Kemp's Kitchen: Ice Cream to
Detour For

Kemp Minifie reveals the source of the ultimate roadside cone

Kemp's Kitchen: Ice Cream to Detour For

If you are one of those who vacation in the same spot every year, no doubt you know every possible route by heart, and the favorite local stops—diners, country stores, views—are nostalgic landmarks. For my family, Bethlehem, New Hampshire, is the halfway point on the various winding, two–lane roads we take across the state from I–91 in Vermont to our retreat on the eastern edge of the White Mountains near Gorham, New Hampshire. And until this year, I groaned to myself every time we reached Bethlehem, about 30 miles in, because that meant a stop while my husband hobnobbed with his favorite antiques dealers. (Me? I just wanted to get to the house and unload.)

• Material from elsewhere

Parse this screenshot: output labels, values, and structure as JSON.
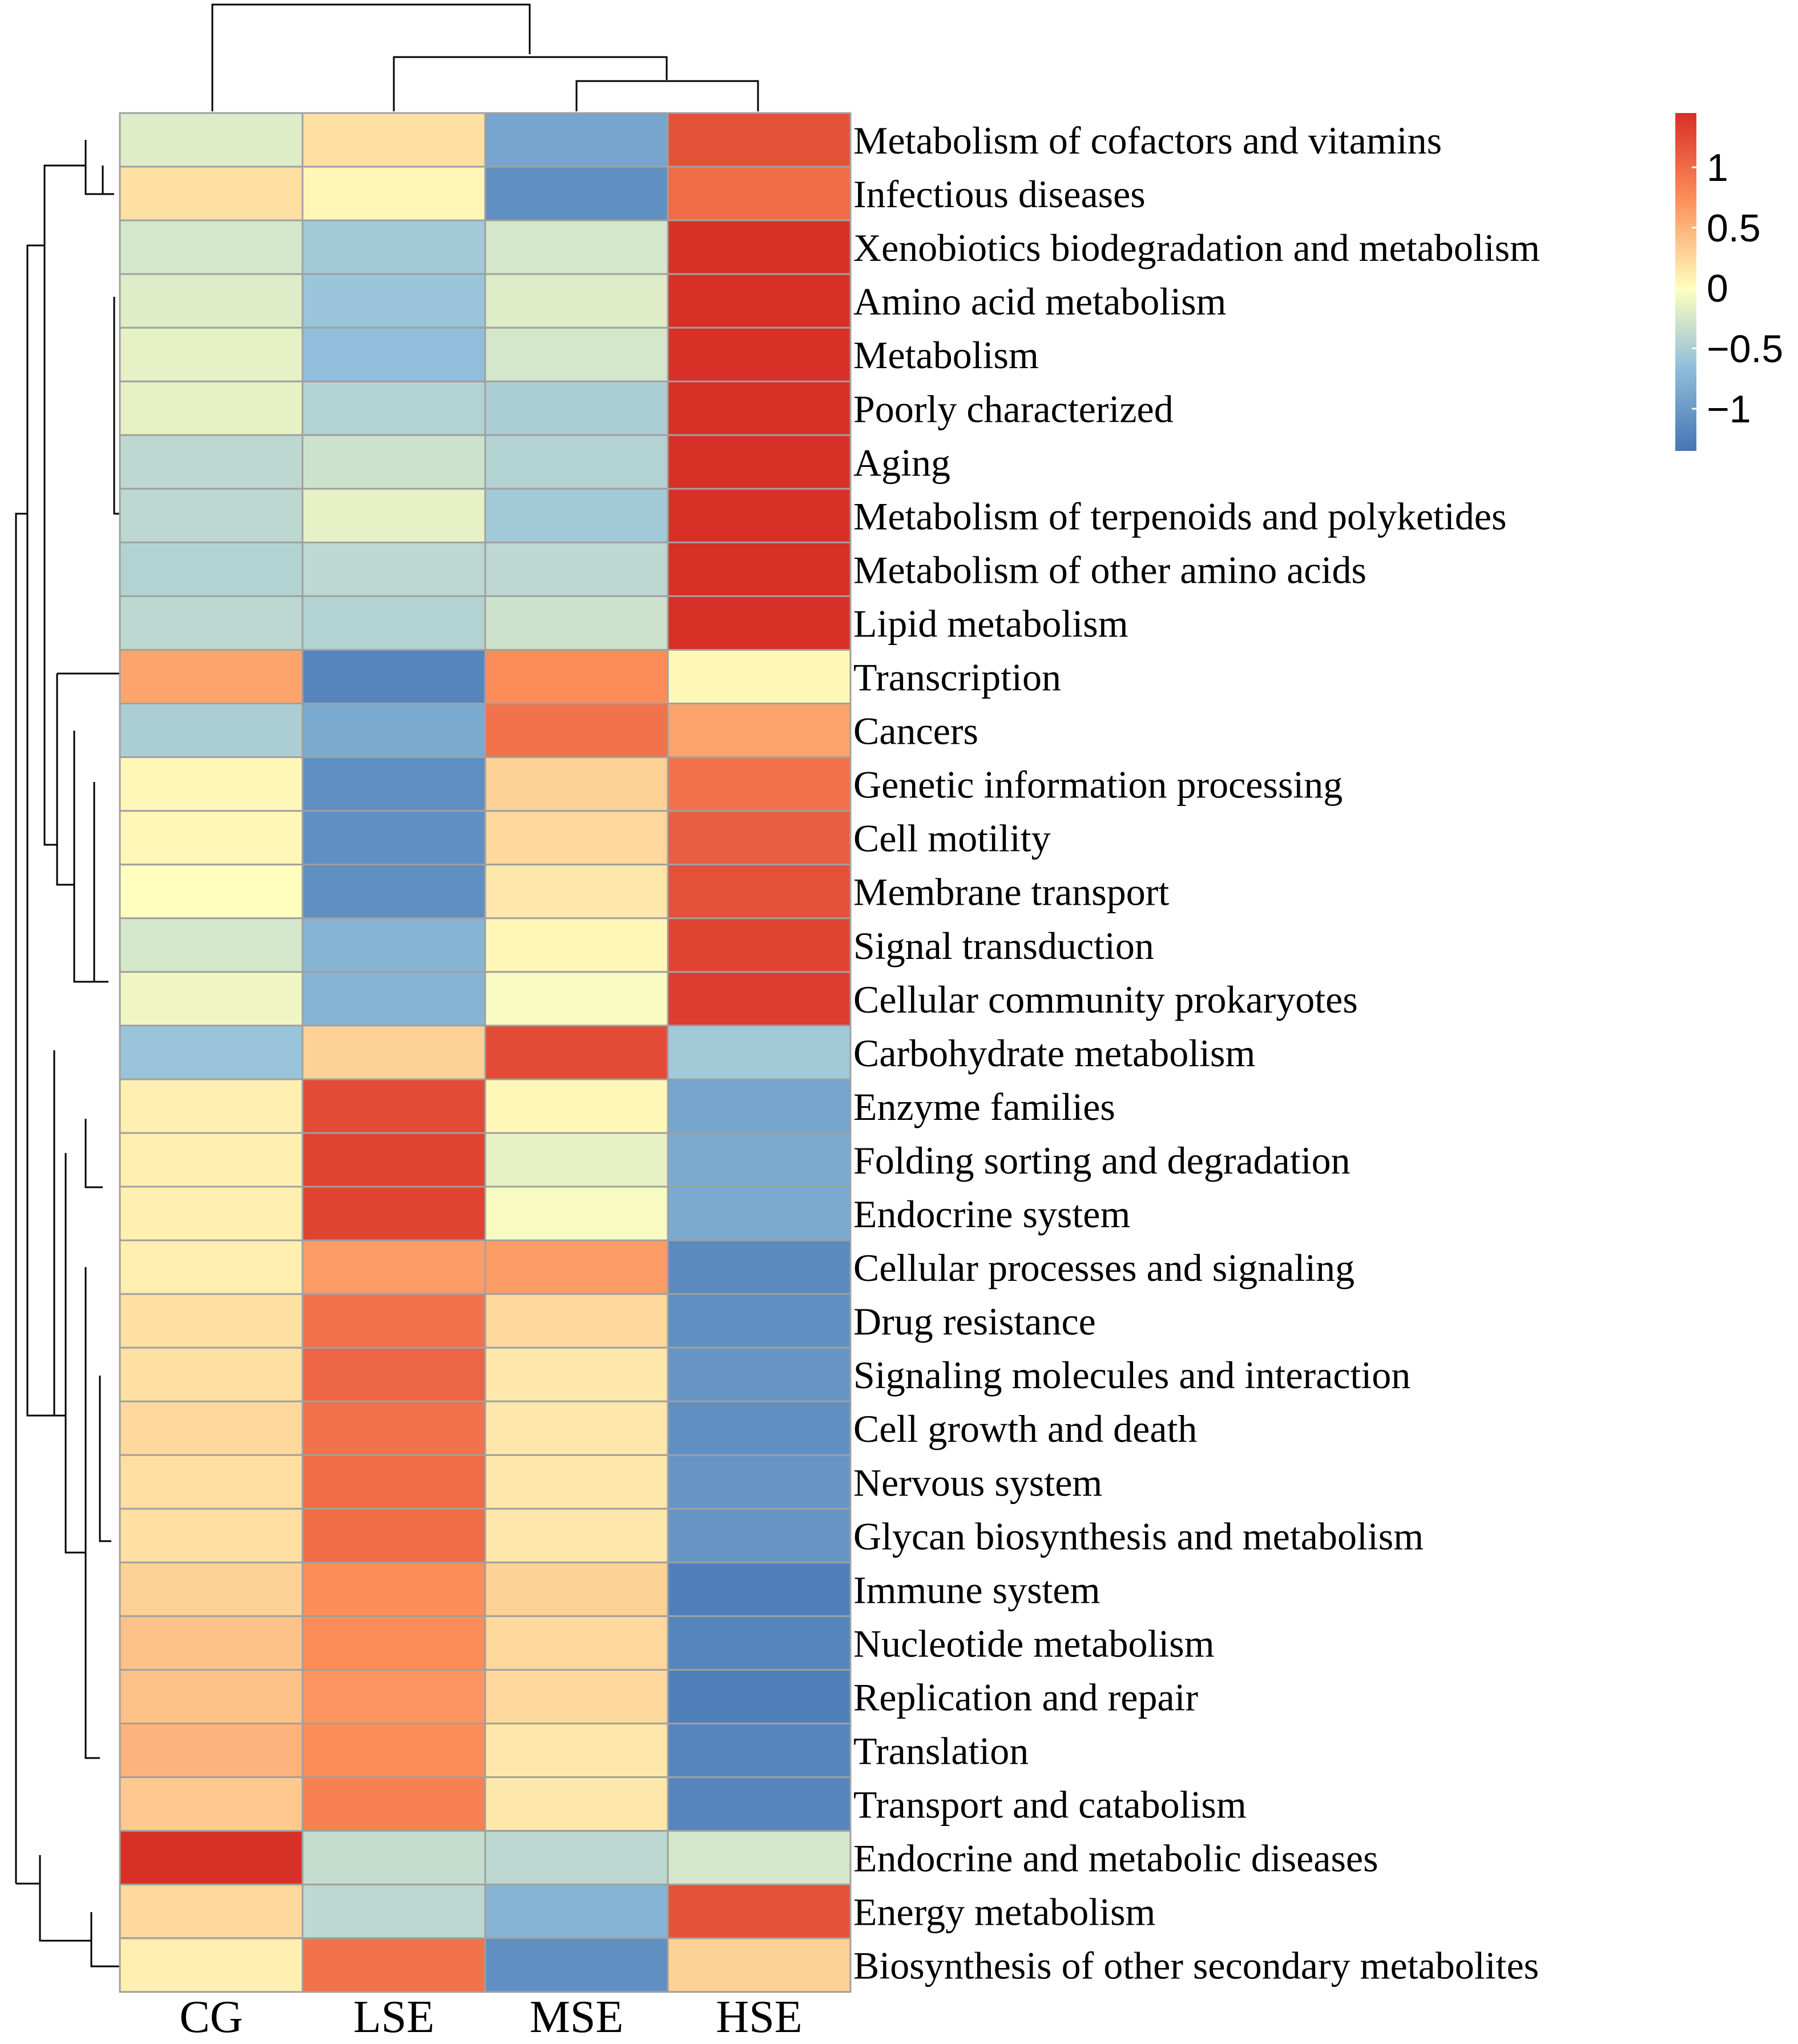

During last summer’s stay, I got wind of a new place in Bethlehem: Rennell’s Ice Cream. I’d never heard of it, but no way was I going to miss it on the drive back to New York.

Despite a large green–and–yellow sign sporting a cartoon moose head and vertical banners screaming ice cream, Rennell’s almost escaped our notice—it’s in a wing of the Colonial Theatre (one of the oldest continuously operating movie theaters in the country) and is dwarfed and shadowed by the huge marquee. The landmark location no doubt has its benefits, we realized, as the shop’s bright–purple screen doors swung open into a wide room comfortably cluttered with tables, chairs, and a padded bench along one wall.

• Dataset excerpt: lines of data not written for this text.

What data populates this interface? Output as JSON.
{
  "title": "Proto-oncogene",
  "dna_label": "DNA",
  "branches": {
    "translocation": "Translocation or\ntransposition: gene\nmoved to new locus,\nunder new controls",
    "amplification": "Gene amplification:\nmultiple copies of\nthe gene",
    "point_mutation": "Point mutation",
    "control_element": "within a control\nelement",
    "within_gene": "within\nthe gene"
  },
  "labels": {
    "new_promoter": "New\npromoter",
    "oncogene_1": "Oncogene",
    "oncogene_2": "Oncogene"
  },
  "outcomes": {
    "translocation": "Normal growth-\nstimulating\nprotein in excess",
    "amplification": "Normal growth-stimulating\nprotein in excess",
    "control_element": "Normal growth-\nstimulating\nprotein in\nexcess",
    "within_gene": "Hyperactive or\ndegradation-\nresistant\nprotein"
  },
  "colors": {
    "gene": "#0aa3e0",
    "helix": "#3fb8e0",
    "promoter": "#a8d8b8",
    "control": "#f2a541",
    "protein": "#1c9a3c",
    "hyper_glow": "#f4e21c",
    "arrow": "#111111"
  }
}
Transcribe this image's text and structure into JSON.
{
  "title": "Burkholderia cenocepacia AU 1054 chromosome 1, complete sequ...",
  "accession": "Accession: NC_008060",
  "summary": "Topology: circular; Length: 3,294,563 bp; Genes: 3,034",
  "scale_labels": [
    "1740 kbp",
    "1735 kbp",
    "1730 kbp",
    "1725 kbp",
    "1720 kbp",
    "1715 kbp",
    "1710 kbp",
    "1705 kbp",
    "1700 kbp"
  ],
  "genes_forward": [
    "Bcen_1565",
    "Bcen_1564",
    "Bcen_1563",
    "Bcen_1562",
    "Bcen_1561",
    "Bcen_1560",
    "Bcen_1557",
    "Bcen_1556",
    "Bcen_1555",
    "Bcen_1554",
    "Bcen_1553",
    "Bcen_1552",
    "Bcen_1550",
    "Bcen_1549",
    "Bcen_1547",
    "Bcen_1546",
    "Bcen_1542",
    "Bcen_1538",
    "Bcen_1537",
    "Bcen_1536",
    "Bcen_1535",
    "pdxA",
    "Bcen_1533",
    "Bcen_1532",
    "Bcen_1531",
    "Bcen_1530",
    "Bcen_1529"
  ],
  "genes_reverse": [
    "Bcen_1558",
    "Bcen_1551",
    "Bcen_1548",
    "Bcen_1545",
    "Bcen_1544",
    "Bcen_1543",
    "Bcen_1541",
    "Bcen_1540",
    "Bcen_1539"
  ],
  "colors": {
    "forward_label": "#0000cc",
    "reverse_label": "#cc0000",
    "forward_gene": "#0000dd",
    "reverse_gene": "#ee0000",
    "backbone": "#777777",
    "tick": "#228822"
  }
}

Two words—coffee soft–serve—instantly grabbed my attention among the day’s flavors handwritten on two giant whiteboards. I’m a softy for soft–serve and crazy for coffee ice cream in any form, but I’d never had it swirled from a soft–serve machine. Häagen–Dazs coffee ice cream has been the pinnacle by which I judge all others—and I can attest to some really wimpy versions out there—but one lick of Rennell’s coffee soft–serve and I’d entered new territory, way beyond Häagen–Dazs. In that instant, Bethlehem became a must–stop for me. Smitten by that first cone last year, I concocted excuses to drop by Rennell’s practically every day of a trip to New Hampshire earlier this month.

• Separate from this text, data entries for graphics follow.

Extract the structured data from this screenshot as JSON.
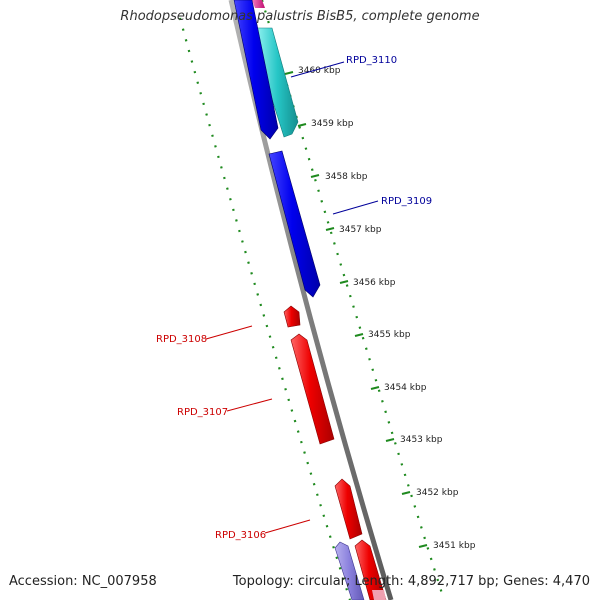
{
  "title": "Rhodopseudomonas palustris BisB5, complete genome",
  "footer": {
    "accession": "Accession: NC_007958",
    "summary": "Topology: circular; Length: 4,892,717 bp; Genes: 4,470"
  },
  "scale_ticks": [
    {
      "label": "3460 kbp"
    },
    {
      "label": "3459 kbp"
    },
    {
      "label": "3458 kbp"
    },
    {
      "label": "3457 kbp"
    },
    {
      "label": "3456 kbp"
    },
    {
      "label": "3455 kbp"
    },
    {
      "label": "3454 kbp"
    },
    {
      "label": "3453 kbp"
    },
    {
      "label": "3452 kbp"
    },
    {
      "label": "3451 kbp"
    }
  ],
  "gene_labels": [
    {
      "label": "RPD_3110",
      "color": "#00009a"
    },
    {
      "label": "RPD_3109",
      "color": "#00009a"
    },
    {
      "label": "RPD_3108",
      "color": "#cc0000"
    },
    {
      "label": "RPD_3107",
      "color": "#cc0000"
    },
    {
      "label": "RPD_3106",
      "color": "#cc0000"
    }
  ],
  "colors": {
    "backbone": "#8a8a8a",
    "forward_strand": "#0000ee",
    "reverse_strand": "#ee0000",
    "neighbor_forward": "#26c6c6",
    "neighbor_reverse": "#8a80dd",
    "top_partial": "#e0208c",
    "scale_dots": "#1f8a1f"
  }
}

Rennell’s soft–serve is nothing like the typical stuff dispensed from beach shacks or urban trucks; it’s dense and holds its shape without melting into a puddle within a few seconds. “Most soft–serve has a bad rap,” explained Maryanne Rennell, co–owner with her husband, Jeff, “because people throw in air and lower the fat content to 4 or 5 percent. Ours is 10 percent butterfat, the highest you can go in a soft–serve machine.”


The real question for me was how an out–of–the–ordinary ice cream shop such as Rennell’s came to be in Bethlehem, a town that, like so many others in northern New Hampshire, has waned since its resort heyday in the late 19th and early 20th centuries. Back then, Bethlehem could brag of more than 30 hotels, seven daily train arrivals, and extravagant summer cottages built by wealthy families. It was so well known for its clean mountain air—it claims to be the highest incorporated town east of the Rockies—that it was the founding site of the National Hay Fever Association. Today, Bethlehem is experiencing a slow rejuvenation, according to the town’s visitors center. The Theatre District—the two–block area along Main Street around the newly refurbished Colonial Theatre—sports several restaurants, antiques stores, and a vibrant local–crafts shop sponsored by the Bethlehem–based Women’s Rural Entrepreneurial Network (WREN).

“We were sitting around the woodstove at home, eating ice cream in February, when the idea came to us,” Maryanne recalls. “Jeff was about to retire from teaching biology for 32 years at Profile, the regional high school here, and I told him he couldn’t stay at home,” she continued. “I knew I was going to miss the kids,” Jeff noted, “and this way I’d see them and get to talk to them.”

That was winter 2008, and the budding entrepreneurs shifted into high gear, sights set on a summer opening. Within weeks, however, Maryanne got the news that every mother dreads: Her only son and youngest child from a previous marriage, David “DJ” Stelmat, had been killed in Iraq, one month before he was due to come home. She describes him as a particularly special young man, a highly respected combat medic who was adored by his unit. DJ was laser–focused on becoming a physician assistant, and already had his eye on working in the ice cream shop during college summers after returning from the army.

As devastated as the family was and is, Maryanne and Jeff persevered, and the shop opened its doors just a few months later, in July ’08. Naming the shop Rennell’s was a no–brainer: Jeff—Mr. Rennell to his students—was a legendary teacher, one whom the students revered, so the name alone draws a large number of alumni customers.